I watched Kuromukuro because I like to watch 30ish minute shows while I exercise and hey it was just sitting there on Netflix. It’s not a great show… not because it lacks hooky ideas but because it never manages to do a damn thing with them. Ancient Japanese ogre legends refer to a thwarted alien invasion: cool idea. A man out of time who fought the aliens awakens in the modern age: been done, but still cool. The aliens clone humans to do their fighting for them: pretty cool. Earth’s only hope is a high school lout who doesn’t want to get in the fucking robot: oh noooooo. It is pretty neat that for once this character is female, but Yukina is insufferable.

In fact, that applies to almost all of the major characters and most of the side characters that receive any kind of characterization. Kennosuke is at least not actively terrible most of the time, but the show never manages to make anything of his “man out of time” feelings and, in a stroke of incredible stupidity, he goes to the fucking high school. Why are all these people who pilot the only robots that can protect humanity still going to the fucking high school in the middle of an alien invasion? Lack of creativity is my best guess.

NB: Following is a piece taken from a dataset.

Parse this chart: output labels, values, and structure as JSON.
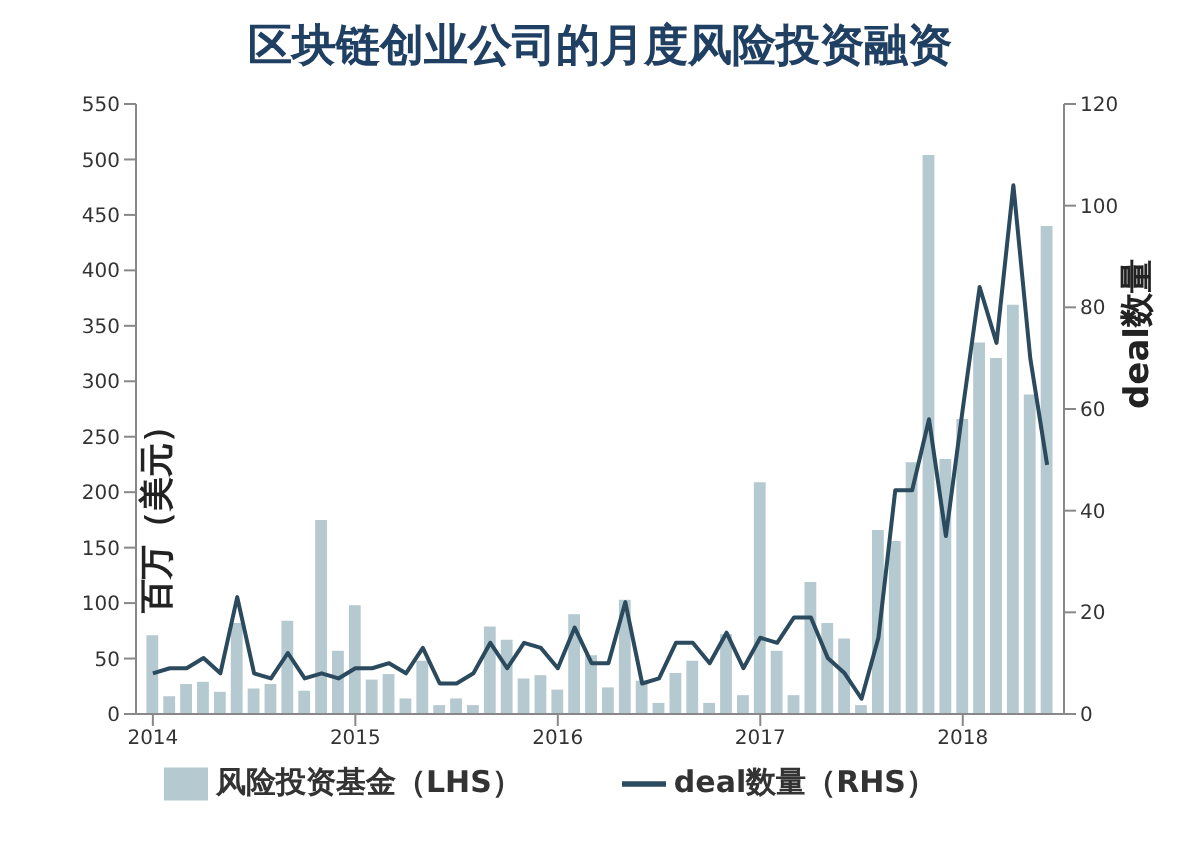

I did not care for the high school bits, in case you didn’t notice. The high school stuff doesn’t really go anywhere except at the very last moment, and even that doesn’t feel like a culmination of the character arcs as much as “I guess this will work”. Yukina’s school and her friends mostly exist to create weird coincidences (like a school fair with cosplay) that allow for unexpected attacks, but to get there the show wastes a ton of time and energy on a bunch of stuff I found completely uninteresting. That sets the burden on the war story, but the enemies, inasmuch as they are characters at all, only exist to provide idiot-ball explanations why they don’t do the obvious thing and call for assistance against an unexpectedly troublesome planet.

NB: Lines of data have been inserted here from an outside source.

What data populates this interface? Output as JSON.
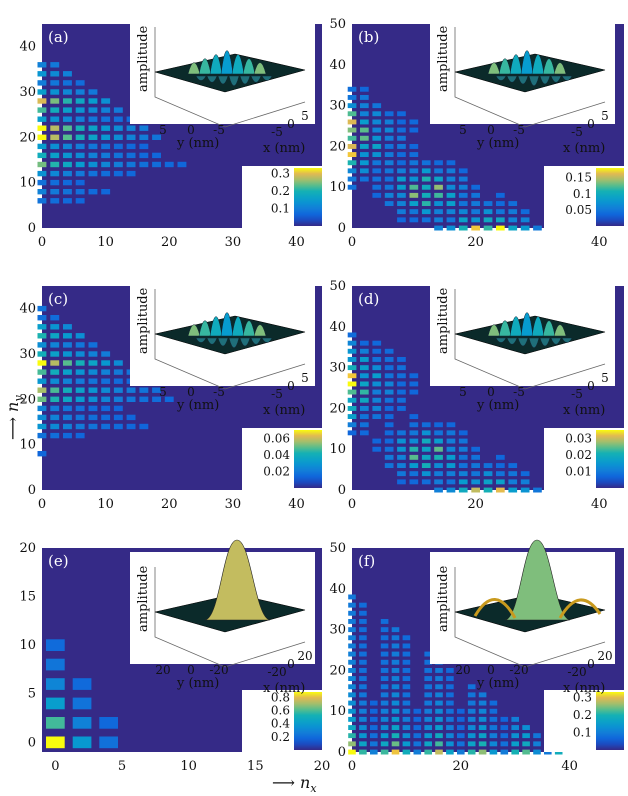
{
  "figure": {
    "xlabel": "⟶ n",
    "xlabel_sub": "x",
    "ylabel": "⟶ n",
    "ylabel_sub": "y",
    "inset_zlabel": "amplitude",
    "inset_ylabel": "y (nm)",
    "inset_xlabel": "x (nm)",
    "colors": {
      "background": "#352a87",
      "mid": "#21b1a4",
      "high": "#f9fb0e"
    }
  },
  "chart_data": [
    {
      "panel": "(a)",
      "type": "heatmap",
      "xlim": [
        0,
        44
      ],
      "ylim": [
        0,
        45
      ],
      "xticks": [
        "0",
        "10",
        "20",
        "30",
        "40"
      ],
      "yticks": [
        "0",
        "10",
        "20",
        "30",
        "40"
      ],
      "xtick_values": [
        0,
        10,
        20,
        30,
        40
      ],
      "ytick_values": [
        0,
        10,
        20,
        30,
        40
      ],
      "colorbar_ticks": [
        "0.3",
        "0.2",
        "0.1"
      ],
      "colorbar_values": [
        0.3,
        0.2,
        0.1
      ],
      "colorbar_max": 0.33,
      "pattern": "diagonal-left",
      "nmax": 38,
      "step": 2,
      "peak_ny": 22,
      "inset_yticks": [
        "5",
        "0",
        "-5"
      ],
      "inset_xticks": [
        "-5",
        "0",
        "5"
      ],
      "inset_surface": "ridges"
    },
    {
      "panel": "(b)",
      "type": "heatmap",
      "xlim": [
        0,
        44
      ],
      "ylim": [
        0,
        50
      ],
      "xticks": [
        "0",
        "20",
        "40"
      ],
      "yticks": [
        "0",
        "10",
        "20",
        "30",
        "40",
        "50"
      ],
      "xtick_values": [
        0,
        20,
        40
      ],
      "ytick_values": [
        0,
        10,
        20,
        30,
        40,
        50
      ],
      "colorbar_ticks": [
        "0.15",
        "0.1",
        "0.05"
      ],
      "colorbar_values": [
        0.15,
        0.1,
        0.05
      ],
      "colorbar_max": 0.18,
      "pattern": "three-lobe",
      "nmax": 42,
      "step": 2,
      "peak_ny": 22,
      "inset_yticks": [
        "5",
        "0",
        "-5"
      ],
      "inset_xticks": [
        "-5",
        "0",
        "5"
      ],
      "inset_surface": "ridges"
    },
    {
      "panel": "(c)",
      "type": "heatmap",
      "xlim": [
        0,
        44
      ],
      "ylim": [
        0,
        45
      ],
      "xticks": [
        "0",
        "10",
        "20",
        "30",
        "40"
      ],
      "yticks": [
        "0",
        "10",
        "20",
        "30",
        "40"
      ],
      "xtick_values": [
        0,
        10,
        20,
        30,
        40
      ],
      "ytick_values": [
        0,
        10,
        20,
        30,
        40
      ],
      "colorbar_ticks": [
        "0.06",
        "0.04",
        "0.02"
      ],
      "colorbar_values": [
        0.06,
        0.04,
        0.02
      ],
      "colorbar_max": 0.07,
      "pattern": "diagonal-left",
      "nmax": 40,
      "step": 2,
      "peak_ny": 26,
      "inset_yticks": [
        "5",
        "0",
        "-5"
      ],
      "inset_xticks": [
        "-5",
        "0",
        "5"
      ],
      "inset_surface": "ridges"
    },
    {
      "panel": "(d)",
      "type": "heatmap",
      "xlim": [
        0,
        44
      ],
      "ylim": [
        0,
        50
      ],
      "xticks": [
        "0",
        "20",
        "40"
      ],
      "yticks": [
        "0",
        "10",
        "20",
        "30",
        "40",
        "50"
      ],
      "xtick_values": [
        0,
        20,
        40
      ],
      "ytick_values": [
        0,
        10,
        20,
        30,
        40,
        50
      ],
      "colorbar_ticks": [
        "0.03",
        "0.02",
        "0.01"
      ],
      "colorbar_values": [
        0.03,
        0.02,
        0.01
      ],
      "colorbar_max": 0.035,
      "pattern": "three-lobe",
      "nmax": 42,
      "step": 2,
      "peak_ny": 26,
      "inset_yticks": [
        "5",
        "0",
        "-5"
      ],
      "inset_xticks": [
        "-5",
        "0",
        "5"
      ],
      "inset_surface": "ridges"
    },
    {
      "panel": "(e)",
      "type": "heatmap",
      "xlim": [
        -1,
        20
      ],
      "ylim": [
        -1,
        20
      ],
      "xticks": [
        "0",
        "5",
        "10",
        "15",
        "20"
      ],
      "yticks": [
        "0",
        "5",
        "10",
        "15",
        "20"
      ],
      "xtick_values": [
        0,
        5,
        10,
        15,
        20
      ],
      "ytick_values": [
        0,
        5,
        10,
        15,
        20
      ],
      "colorbar_ticks": [
        "0.8",
        "0.6",
        "0.4",
        "0.2"
      ],
      "colorbar_values": [
        0.8,
        0.6,
        0.4,
        0.2
      ],
      "colorbar_max": 0.88,
      "pattern": "ground-state",
      "nmax": 12,
      "step": 2,
      "peak_ny": 0,
      "inset_yticks": [
        "20",
        "0",
        "-20"
      ],
      "inset_xticks": [
        "-20",
        "0",
        "20"
      ],
      "inset_surface": "gaussian"
    },
    {
      "panel": "(f)",
      "type": "heatmap",
      "xlim": [
        0,
        50
      ],
      "ylim": [
        0,
        50
      ],
      "xticks": [
        "0",
        "20",
        "40"
      ],
      "yticks": [
        "0",
        "10",
        "20",
        "30",
        "40",
        "50"
      ],
      "xtick_values": [
        0,
        20,
        40
      ],
      "ytick_values": [
        0,
        10,
        20,
        30,
        40,
        50
      ],
      "colorbar_ticks": [
        "0.3",
        "0.2",
        "0.1"
      ],
      "colorbar_values": [
        0.3,
        0.2,
        0.1
      ],
      "colorbar_max": 0.33,
      "pattern": "triangle-fill",
      "nmax": 38,
      "step": 2,
      "peak_ny": 0,
      "inset_yticks": [
        "20",
        "0",
        "-20"
      ],
      "inset_xticks": [
        "-20",
        "0",
        "20"
      ],
      "inset_surface": "gaussian-rings"
    }
  ]
}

A consequence of all of this is that the show never manages to establish any kind of tone at all. It seems like the creators couldn’t decide whether they wanted to be a drama or a weird high school comedy, so they go for both and end up nowhere. Kuromukuro is too dumb to be a drama but hundreds of people die every other episode so it’s hard to swallow it as a comedy. Weird touches like the icy loli warrior Sophie, her “butler” Sebastian, and dissection-obsessed Dr. Hauser make it seem like the show isn’t taking itself seriously, but the show asks us to invest when it comes to Kennosuke’s obvious anguish in dealing with the loss of Yukihime and the appearance of Muetta. All the faffing about leaves the show with little time to deal with the serious stuff, leading to a somewhat anticlimactic and expo-dumpy ending.

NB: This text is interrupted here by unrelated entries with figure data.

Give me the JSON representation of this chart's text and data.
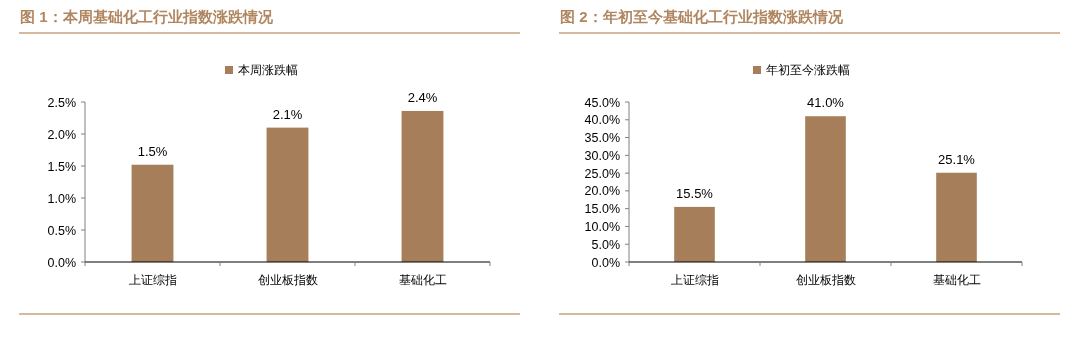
{
  "chart_data": [
    {
      "type": "bar",
      "title": "图 1：本周基础化工行业指数涨跌情况",
      "categories": [
        "上证综指",
        "创业板指数",
        "基础化工"
      ],
      "series": [
        {
          "name": "本周涨跌幅",
          "color": "#a67f5a",
          "values": [
            1.52,
            2.1,
            2.36
          ],
          "value_labels": [
            "1.5%",
            "2.1%",
            "2.4%"
          ]
        }
      ],
      "ylim": [
        0,
        2.5
      ],
      "yticks": [
        {
          "value": 0,
          "label": "0.0%"
        },
        {
          "value": 0.5,
          "label": "0.5%"
        },
        {
          "value": 1,
          "label": "1.0%"
        },
        {
          "value": 1.5,
          "label": "1.5%"
        },
        {
          "value": 2,
          "label": "2.0%"
        },
        {
          "value": 2.5,
          "label": "2.5%"
        }
      ],
      "grid": false,
      "legend": "top"
    },
    {
      "type": "bar",
      "title": "图 2：年初至今基础化工行业指数涨跌情况",
      "categories": [
        "上证综指",
        "创业板指数",
        "基础化工"
      ],
      "series": [
        {
          "name": "年初至今涨跌幅",
          "color": "#a67f5a",
          "values": [
            15.5,
            41.0,
            25.1
          ],
          "value_labels": [
            "15.5%",
            "41.0%",
            "25.1%"
          ]
        }
      ],
      "ylim": [
        0,
        45
      ],
      "yticks": [
        {
          "value": 0,
          "label": "0.0%"
        },
        {
          "value": 5,
          "label": "5.0%"
        },
        {
          "value": 10,
          "label": "10.0%"
        },
        {
          "value": 15,
          "label": "15.0%"
        },
        {
          "value": 20,
          "label": "20.0%"
        },
        {
          "value": 25,
          "label": "25.0%"
        },
        {
          "value": 30,
          "label": "30.0%"
        },
        {
          "value": 35,
          "label": "35.0%"
        },
        {
          "value": 40,
          "label": "40.0%"
        },
        {
          "value": 45,
          "label": "45.0%"
        }
      ],
      "grid": false,
      "legend": "top"
    }
  ]
}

The only thing that works, really, are the fights, which at their best feature startlingly human animations for the titular mech. Once the mechs leave humanoid architecture behind, however, the action gets weaker, and the really weird enemy mechs are never able to fulfill the promises of their designs. So even here in its best parts Kuromukuro is, as it is everywhere else, a fallow field in which interesting ideas fail to flower.